Ankara Üniversitesi Basın Yayın Yüksekokulu öğrencisiyken 1986 yılında başladığım gazetecilik yaşantımın son 17 yılını Eskişehir'de geçirdim…
2003-2020…
Kimler geldi geçti…
Kimi mesleği bıraktı, kendisine başka bir şehirde başka bir hayat kurdu…
Kimi, bizi bu dünyayla baş başa bırakıp gitti…
Birçoğumuz hala buradayız…
Genç meslektaşlarımızla birlikte, birbirimize yeni şeyler öğreterek, birbirimizden yeni şeyler öğrenerek devam ediyoruz…
Son 30 yılda, her alanda olduğu gibi, gazetecilik ve basım teknolojisi de baş döndüren bir hızla değişti…
Tipo baskı yapan matbaa makinelerinin etrafa yaydığı ağır kurşun kokusunu hala hatırlıyorum…
Kurşun kokusuyla birleşince insanın ruhunu serinleten mürekkep kokusunu da…
Zaten, eskiler derdi ki,
'Mürekkebin kokusunu bir aldın mı, bir daha bu işten dönüş yoktur…'
Öyle bir an geliyor ki,
Hem mürekkep kokusu yüzünden,
Hem de 'elimden başka iş gelmez' içgüdüsüyle, yılların nasıl akıp gittiğini anlamıyorsunuz bile…
Gazeteciyi herkes sever görünür ama hiç kimse sevmez…
Yüzünüzü görünce boynunuza sarılır,
Sırtınızı dönünce hareketi çekerler…
Neyse…
***
Ülkenin hemen tüm sektörlerinde olduğu gibi,
Basın ya da genel adıyla söyleyelim, medya sektörü de son derece sıkıntılı günler geçiriyor…
Kağıt üretmeyen bir ülkede gazete çıkarmak her babayiğidin harcı olmasa gerek…
Bugüne kadar, (yaklaşık 2 yıldır) aşırı maliyetlere karşı direnen Eskişehir'deki gazetelerin sahipleri, ortak bir kararla sayfa sayılarını 16'dan 12'ye düşürdüler…
Belki de ilerleyen zaman içinde,
'Haftada bir gün çıkmama' kararı hayata geçirilecek…
Bu tür kararlar,
Hem gazete sahipleri, hem biz, gazete çalışanları için hem bir prestij kaybı, hem de güvensizlik hissi yaratsa da, tamamen yok olmaktansa, küçülmeye gitmenin tek yolu…
***
Büyükşehir Belediye Başkanı Prof.

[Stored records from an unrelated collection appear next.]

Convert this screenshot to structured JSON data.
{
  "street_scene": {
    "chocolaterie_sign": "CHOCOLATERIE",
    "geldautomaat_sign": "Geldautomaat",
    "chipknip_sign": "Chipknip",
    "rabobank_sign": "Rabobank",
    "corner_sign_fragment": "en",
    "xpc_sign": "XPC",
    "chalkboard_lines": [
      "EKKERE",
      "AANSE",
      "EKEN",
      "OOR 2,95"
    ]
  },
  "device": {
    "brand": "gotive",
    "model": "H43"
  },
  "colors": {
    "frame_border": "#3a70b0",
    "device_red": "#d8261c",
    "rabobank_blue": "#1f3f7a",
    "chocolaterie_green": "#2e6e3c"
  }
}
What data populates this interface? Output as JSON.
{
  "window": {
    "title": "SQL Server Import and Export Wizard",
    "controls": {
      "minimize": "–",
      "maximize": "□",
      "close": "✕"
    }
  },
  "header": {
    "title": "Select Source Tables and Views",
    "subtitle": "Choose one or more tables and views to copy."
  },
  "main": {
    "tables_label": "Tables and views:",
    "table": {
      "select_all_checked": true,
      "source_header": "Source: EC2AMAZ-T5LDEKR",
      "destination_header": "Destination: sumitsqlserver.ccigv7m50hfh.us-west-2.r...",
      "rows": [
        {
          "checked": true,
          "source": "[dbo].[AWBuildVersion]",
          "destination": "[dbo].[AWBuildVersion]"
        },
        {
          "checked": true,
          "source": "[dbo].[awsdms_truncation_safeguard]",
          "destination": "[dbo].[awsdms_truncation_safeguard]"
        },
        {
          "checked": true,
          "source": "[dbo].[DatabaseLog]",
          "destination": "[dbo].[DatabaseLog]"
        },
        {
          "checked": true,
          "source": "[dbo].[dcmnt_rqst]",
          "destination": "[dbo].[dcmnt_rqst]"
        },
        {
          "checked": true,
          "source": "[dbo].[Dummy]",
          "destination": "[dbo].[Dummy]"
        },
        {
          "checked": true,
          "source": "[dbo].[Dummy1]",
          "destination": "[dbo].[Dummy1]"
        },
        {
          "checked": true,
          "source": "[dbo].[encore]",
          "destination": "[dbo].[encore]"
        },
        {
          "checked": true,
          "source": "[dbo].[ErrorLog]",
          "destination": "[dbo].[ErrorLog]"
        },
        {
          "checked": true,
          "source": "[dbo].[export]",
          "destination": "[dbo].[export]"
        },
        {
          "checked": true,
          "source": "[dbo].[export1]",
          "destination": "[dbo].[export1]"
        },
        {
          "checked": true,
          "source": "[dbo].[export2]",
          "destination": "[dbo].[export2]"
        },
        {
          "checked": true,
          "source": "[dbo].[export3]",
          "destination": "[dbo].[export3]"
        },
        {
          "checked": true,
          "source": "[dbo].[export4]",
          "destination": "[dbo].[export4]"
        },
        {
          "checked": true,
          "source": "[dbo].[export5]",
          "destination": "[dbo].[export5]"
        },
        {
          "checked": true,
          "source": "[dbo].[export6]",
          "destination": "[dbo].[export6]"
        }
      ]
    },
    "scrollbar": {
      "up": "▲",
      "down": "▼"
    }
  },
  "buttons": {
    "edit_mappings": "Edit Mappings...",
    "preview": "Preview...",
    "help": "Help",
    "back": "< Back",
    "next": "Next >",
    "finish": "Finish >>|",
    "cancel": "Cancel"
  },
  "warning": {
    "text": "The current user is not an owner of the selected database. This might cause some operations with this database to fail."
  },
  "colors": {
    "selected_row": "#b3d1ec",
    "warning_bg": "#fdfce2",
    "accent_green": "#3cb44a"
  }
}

Dr. Yılmaz Büyükerşen,
Kendisi de eski bir gazeteci ve sürekli basın kartı sahibi olarak,
Eskişehir halkını yerel gazetelere sahip çıkmaya çağırdı…
Bu hassasiyeti,
Diğer tüm belediye başkanlarının, siyasilerin, sanayici, esnaf ve tüccar kesiminin ve bu şehirdeki herkesin paylaştığına eminim…
Zira bugün,
Eskişehir yerel basını, Türkiye'nin en güçlü birkaç yerel basınından biri olarak anılıyorsa bu, gazete sahipleri ve çalışanlardan daha ziyade şehrin genelindeki sahiplenme ve destek sayesindedir…
Bu, asla gözden kaçırılmaması gereken çok önemli bir ayrıntıdır…
Bununla birlikte,
Siyasetiyle, sporu ve futboluyla, sosyal hayatıyla, sahip olduğu tüm değerleriyle birlikte 'Eskişehir'i Eskişehir yapan ana unsurlardan biri de yerel basındır…
Düşünsenize,
Yerel basının tamamen sustuğu bir Eskişehir neye benzerdi?